Michael Fabricant opens up on relationship with 'life partner' Andy Street
Michael Fabricant said he felt the fact he was a ‘character’ had made him more likely to be elected.
Conservative MP Michael Fabricant has spoken of his close relationship with “life partner” and Mayor of the West Midlands Andy Street as he said being a “character” is what makes him electable.
Mr Fabricant, who is known for his eccentricity, revealed the pair share a property in Wales and would spend Christmas together this year.
And he said they could “depend on each other” while living their separate “busy” lives.

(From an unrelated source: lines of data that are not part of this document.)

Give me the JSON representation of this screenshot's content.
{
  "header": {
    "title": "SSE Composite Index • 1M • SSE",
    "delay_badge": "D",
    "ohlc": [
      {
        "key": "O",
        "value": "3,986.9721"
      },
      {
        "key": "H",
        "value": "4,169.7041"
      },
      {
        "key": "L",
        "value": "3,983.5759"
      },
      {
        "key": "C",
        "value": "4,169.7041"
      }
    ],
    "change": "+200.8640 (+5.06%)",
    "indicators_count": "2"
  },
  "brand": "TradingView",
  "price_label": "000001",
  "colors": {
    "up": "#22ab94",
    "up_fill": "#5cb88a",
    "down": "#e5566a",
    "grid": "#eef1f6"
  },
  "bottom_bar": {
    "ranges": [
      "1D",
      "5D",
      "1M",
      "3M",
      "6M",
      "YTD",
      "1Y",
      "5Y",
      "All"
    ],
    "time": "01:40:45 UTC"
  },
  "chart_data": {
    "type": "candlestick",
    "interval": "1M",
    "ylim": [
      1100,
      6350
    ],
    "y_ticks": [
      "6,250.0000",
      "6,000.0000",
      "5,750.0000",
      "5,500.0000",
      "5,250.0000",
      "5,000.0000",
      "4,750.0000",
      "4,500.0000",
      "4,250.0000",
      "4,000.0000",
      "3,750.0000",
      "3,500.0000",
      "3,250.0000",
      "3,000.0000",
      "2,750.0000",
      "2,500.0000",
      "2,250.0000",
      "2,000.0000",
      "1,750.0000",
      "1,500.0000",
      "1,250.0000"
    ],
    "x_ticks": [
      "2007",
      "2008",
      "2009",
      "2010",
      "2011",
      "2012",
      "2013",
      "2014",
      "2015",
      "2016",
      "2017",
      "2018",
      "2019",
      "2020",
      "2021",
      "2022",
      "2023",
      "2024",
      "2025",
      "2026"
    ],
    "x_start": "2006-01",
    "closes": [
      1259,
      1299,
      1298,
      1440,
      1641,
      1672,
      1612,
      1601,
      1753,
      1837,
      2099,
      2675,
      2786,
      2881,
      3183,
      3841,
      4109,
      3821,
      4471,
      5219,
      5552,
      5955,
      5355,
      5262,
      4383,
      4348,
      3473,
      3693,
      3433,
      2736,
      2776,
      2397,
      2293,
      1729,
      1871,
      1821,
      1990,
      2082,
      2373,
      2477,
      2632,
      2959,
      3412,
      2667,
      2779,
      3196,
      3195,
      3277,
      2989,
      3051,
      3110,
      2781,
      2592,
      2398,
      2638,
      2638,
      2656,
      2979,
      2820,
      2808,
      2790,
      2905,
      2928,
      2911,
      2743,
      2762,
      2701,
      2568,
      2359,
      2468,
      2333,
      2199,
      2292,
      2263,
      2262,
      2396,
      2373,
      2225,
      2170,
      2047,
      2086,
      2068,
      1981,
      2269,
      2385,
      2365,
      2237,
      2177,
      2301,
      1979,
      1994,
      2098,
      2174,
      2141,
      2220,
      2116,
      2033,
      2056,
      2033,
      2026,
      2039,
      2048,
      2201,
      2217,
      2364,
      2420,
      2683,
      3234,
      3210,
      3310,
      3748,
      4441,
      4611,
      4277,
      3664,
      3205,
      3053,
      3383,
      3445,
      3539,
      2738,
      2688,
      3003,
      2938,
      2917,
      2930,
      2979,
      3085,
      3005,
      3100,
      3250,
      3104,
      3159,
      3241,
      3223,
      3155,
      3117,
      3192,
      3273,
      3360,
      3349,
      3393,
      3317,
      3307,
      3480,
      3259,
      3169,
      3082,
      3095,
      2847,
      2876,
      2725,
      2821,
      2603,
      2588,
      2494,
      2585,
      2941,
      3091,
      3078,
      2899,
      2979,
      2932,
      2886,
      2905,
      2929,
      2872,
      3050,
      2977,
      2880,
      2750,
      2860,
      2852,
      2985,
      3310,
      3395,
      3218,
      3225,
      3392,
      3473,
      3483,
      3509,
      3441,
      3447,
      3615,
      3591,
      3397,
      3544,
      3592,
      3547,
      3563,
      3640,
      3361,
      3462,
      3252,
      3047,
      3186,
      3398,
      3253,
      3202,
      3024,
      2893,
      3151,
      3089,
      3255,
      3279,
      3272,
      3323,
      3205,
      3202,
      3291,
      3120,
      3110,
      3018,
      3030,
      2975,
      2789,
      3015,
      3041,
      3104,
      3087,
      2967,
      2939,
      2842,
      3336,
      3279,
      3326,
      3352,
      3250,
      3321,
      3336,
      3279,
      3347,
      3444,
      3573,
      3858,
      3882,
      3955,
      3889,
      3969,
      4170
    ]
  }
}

Mr Fabricant, who represents Lichfield in Staffordshire, told Gloria De Piero in an interview for GB News that he had met Mr Street, a former boss of retailer John Lewis, 31 years ago at an Oxford University reunion.
The pair have often been described as close friends and when Ms De Piero asked if they were partners, Mr Fabricant said: “We’re life partners.”
He said: “We’ve got a place together in Wales because we both like walking. We go on holidays together, and we’re, you know, we’re very, very close.
“But we lead separate lives. If we lived together all the time, I think we’d murder each other.”
He added: “There’s something special, but I’m not quite sure what it is. One of those indefinable little things.”
Asked how Mr Street would answer the same question, Mr Fabricant joked: “He would cringe with embarrassment. He would take the microphone off and storm off the set.”
Mr Fabricant said people often assumed he was gay, and that the television programme First Dates had wanted to pair him with a man for a charity episode.
However, he said: “I’m bisexual, I suppose, if you’ve got to define these things.”
He added: “All the women I was with, they wanted to get married. They wanted babies. They wanted mortgages. They wanted commitment.”
But he said: “I didn’t want commitment. And then I met an American guy, and then subsequently I met Andy and we both lead, as I said just now, busy lives.
“We’re there for each other. But it does mean I can get on with being, nowadays, an MP, and he can get on with being West Midlands mayor and we’re not constantly worrying about each other and all the rest of it.”
Mr Fabricant recalled how when he became an MP and came to Westminster in 1992, he found “the Conservative Party was very different from the Conservative Party that I knew down in Brighton”.
He said had he not been a Tory MP himself, he might have voted for Tony Blair in 1997, and he said the Conservatives were “all retired colonel types, all very, very pompous and quite sort of misogynist, homophobic, xenophobic and every other phobic you can think of” when he first joined the Commons.
“So, I thought at the time that Tony Blair was quite refreshing,” he said. “But by then I was a Conservative MP so I thought I better vote for myself otherwise I might lose.”
But he said he did not feel “inhibited” in the Commons, despite being described as a “character”.
He said: “I think when I first got into the House of Commons, I felt very inhibited. I tried to hold myself back all the time.”
But he said people said to him “Michael, you’ve got great personality, be yourself”.
He said: “And I found it much easier in the parliamentary party from 97 onwards, we were a small band of brothers on the Opposition benches. But actually, it was great fun and people, I think, respected the fact that I was electable.”
He added: “Being a character doesn’t… it’s not something I force. It’s just me.”